12 Lessons of Adulthood

The job of being an adult – a REAL adult, not a big person who still acts like a child – is the most thankless, grueling job on the planet. No other task or responsibility equals it. Not parenthood, not CEO of a multi-national company, not emperor, not president. Nothing. Adults have to do without, follow rules, endure humiliation and doubt, put up with more than they ever thought they could endure.

There are upsides, sure, as there are to every situation in life: you can drive a car, rent hotel rooms, drink delicious cocktails, and… hmmm. I’m sure there are more but I can’t think of any right now. Bummer.

Anyway, along my own path of adulthood, I’ve learned some things that, when I manage to remember them and keep them before me, help to lift the burden of dreary responsibility. Hope they help you keep some perspective and find the fun side of life as well.

1. Love intentionally, not self-consciously. Love in all it’s forms takes work. No matter what we might want, other people simply do not behave as we would wish. Often those we love become people we don’t like. In those times, it’s important to remember that love is not a state of mind. It’s an action, a verb. That doesn’t mean hounding people who don’t want to love us back. It means simply loving other people and ourselves in concrete, unapologetic ways.

2. Good music makes even the most unpleasant task bearable. You get the right tune playing and suddenly vacuuming your carpets is akin to playing a sold-out arena size concert.

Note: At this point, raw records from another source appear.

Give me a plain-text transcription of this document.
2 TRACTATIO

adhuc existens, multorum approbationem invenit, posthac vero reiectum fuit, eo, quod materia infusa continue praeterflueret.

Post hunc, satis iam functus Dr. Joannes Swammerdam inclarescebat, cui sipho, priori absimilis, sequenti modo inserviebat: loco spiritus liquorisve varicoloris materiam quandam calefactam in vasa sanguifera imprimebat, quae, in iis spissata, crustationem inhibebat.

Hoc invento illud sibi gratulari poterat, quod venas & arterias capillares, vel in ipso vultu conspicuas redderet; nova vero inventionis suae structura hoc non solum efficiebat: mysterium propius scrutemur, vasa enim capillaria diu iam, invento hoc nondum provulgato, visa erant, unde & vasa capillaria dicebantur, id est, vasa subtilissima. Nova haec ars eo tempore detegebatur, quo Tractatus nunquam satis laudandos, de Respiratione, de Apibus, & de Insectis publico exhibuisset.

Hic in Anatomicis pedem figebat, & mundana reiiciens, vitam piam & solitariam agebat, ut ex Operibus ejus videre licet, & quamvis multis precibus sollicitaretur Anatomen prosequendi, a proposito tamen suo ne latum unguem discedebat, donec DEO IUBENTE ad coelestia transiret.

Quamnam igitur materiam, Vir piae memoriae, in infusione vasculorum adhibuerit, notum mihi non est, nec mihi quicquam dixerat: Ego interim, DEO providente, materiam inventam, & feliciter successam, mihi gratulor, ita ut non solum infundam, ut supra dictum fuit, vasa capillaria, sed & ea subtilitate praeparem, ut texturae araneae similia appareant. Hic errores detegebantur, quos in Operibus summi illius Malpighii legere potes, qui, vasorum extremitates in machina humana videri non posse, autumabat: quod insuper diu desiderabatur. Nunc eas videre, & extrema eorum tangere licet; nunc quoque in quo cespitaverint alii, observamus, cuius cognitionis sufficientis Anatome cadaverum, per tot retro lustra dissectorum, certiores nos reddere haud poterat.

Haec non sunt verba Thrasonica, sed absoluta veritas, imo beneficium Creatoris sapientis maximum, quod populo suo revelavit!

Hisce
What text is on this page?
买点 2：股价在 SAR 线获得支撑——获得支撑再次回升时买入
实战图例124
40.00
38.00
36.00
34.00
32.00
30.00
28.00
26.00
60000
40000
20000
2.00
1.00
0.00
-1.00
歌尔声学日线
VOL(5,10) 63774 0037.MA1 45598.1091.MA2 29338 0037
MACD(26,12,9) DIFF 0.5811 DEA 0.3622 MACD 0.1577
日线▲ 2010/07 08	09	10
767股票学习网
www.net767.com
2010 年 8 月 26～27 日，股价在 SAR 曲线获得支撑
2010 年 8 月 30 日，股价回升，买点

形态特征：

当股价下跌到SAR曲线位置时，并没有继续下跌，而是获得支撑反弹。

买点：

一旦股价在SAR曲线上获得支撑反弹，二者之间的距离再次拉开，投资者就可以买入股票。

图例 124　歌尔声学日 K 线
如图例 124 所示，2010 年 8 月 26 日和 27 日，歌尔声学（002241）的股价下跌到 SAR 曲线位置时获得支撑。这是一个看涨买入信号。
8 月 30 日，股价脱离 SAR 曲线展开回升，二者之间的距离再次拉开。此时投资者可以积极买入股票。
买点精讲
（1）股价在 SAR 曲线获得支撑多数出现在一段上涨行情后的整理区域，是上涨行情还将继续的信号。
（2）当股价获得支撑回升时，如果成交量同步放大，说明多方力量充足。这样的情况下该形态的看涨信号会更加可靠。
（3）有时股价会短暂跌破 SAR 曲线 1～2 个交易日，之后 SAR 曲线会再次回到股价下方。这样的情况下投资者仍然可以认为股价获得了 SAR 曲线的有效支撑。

3. Be a filer, not a piler. This is something I struggle with constantly. But the old adage holds true, “A clutter desk is a cluttered mind.” Invest in some sort of filing cabinet and keep an organized system for papers and such. Of course, I HAVE a big-ass filing cabinet and I’m still a disorganized mess. But maybe you will do better than me 🙂

4. Take no prisoners – especially yourself. This lesson has two parts: a) do not hold on to people who want to leave your life; their dead weight so cut them lose and b) do not hold yourself hostage to guilt, regret, or anger. Seek forgiveness for wrongs you’ve done and give forgiveness to those who wrong you (even if they don’t deserve it).

5. If you don’t want to be treated like a baby, don’t act like one. This one’s pretty self-explanatory, right?

6. You are the only one who cares if your purse and shoes don’t match. I tend to get caught up on insignificant details. Details no one else cares about – or even notices – except me. Let it go. Let it go. Let it go (and no, I am NOT channeling Elsa from that wretched Frozen movie).

7. No regrets – everything that happens, happens for a reason. Think back on the bad things in your life, even the worst tragedy. There has to be at least one small GOOD thing that came out of even the worst situation. Think hard and be honest. A lesson, a new friendship, a renewed self-reliance. SOMETHING.

8. You are the only one hurt by your bitterness. As Joyce Meyer said, “I know from personal experience how damaging it can be to live with bitterness and unforgiveness. I like to say it’s like taking poison and hoping your enemy will die. And it really is that harmful to us to live this way.”

9. Facebook and Twitter accounts do not define how well you are loved. There’s a disturbing trend in today’s world to base our self-worth on how many Facebook friends or Twitter followers we have. We judge our posts on how many people “liked” or retweeted them. I’ve done it myself. I feel a great deal of disappointment when the stats for this blog are low. But I, and everyone else, need to wake up to the fact that Facebook, Twitter, and all other forms of social media are illusions of life. They are not real and they do not make US more or less real.

10. It’s not a crime to say “no”: Never be a “yes man”. Not to your kids, your spouse, your friends, your family, your boss. Say “yes” only to what you can wholeheartedly agree with. Never let your “yes” be a surrender. Make it the prize for which others strive.

11. “Sexy” and “slut” do not go together. To my mind, there is no such thing as a sexy slut (whether male or female). If you prize your sexuality and your body, then show them the proper respect of being mindful of their health and value.

12. There is a beginning to everything and there is an end to everything; nothing is permanent. If you are living in the golden light of success, remember that Rome also fell. I don’t say this to take away joy or rain on anyone’s parade. I say it to encourage everyone to enjoy what they have. Love the people within your reach as fiercely as you can; treasure the accomplishments you’ve created for yourself. When those people and times and things are gone you’ll know you appreciated them and never took them for granted. If you are in a bad time, keep going. Everything ends, even the horrid, frightening, nightmarish circumstances in which you find yourself. And when those bad times end, don’t keep living in them through memory. Let it go and walk away. Their reality has ended and your new life just begun.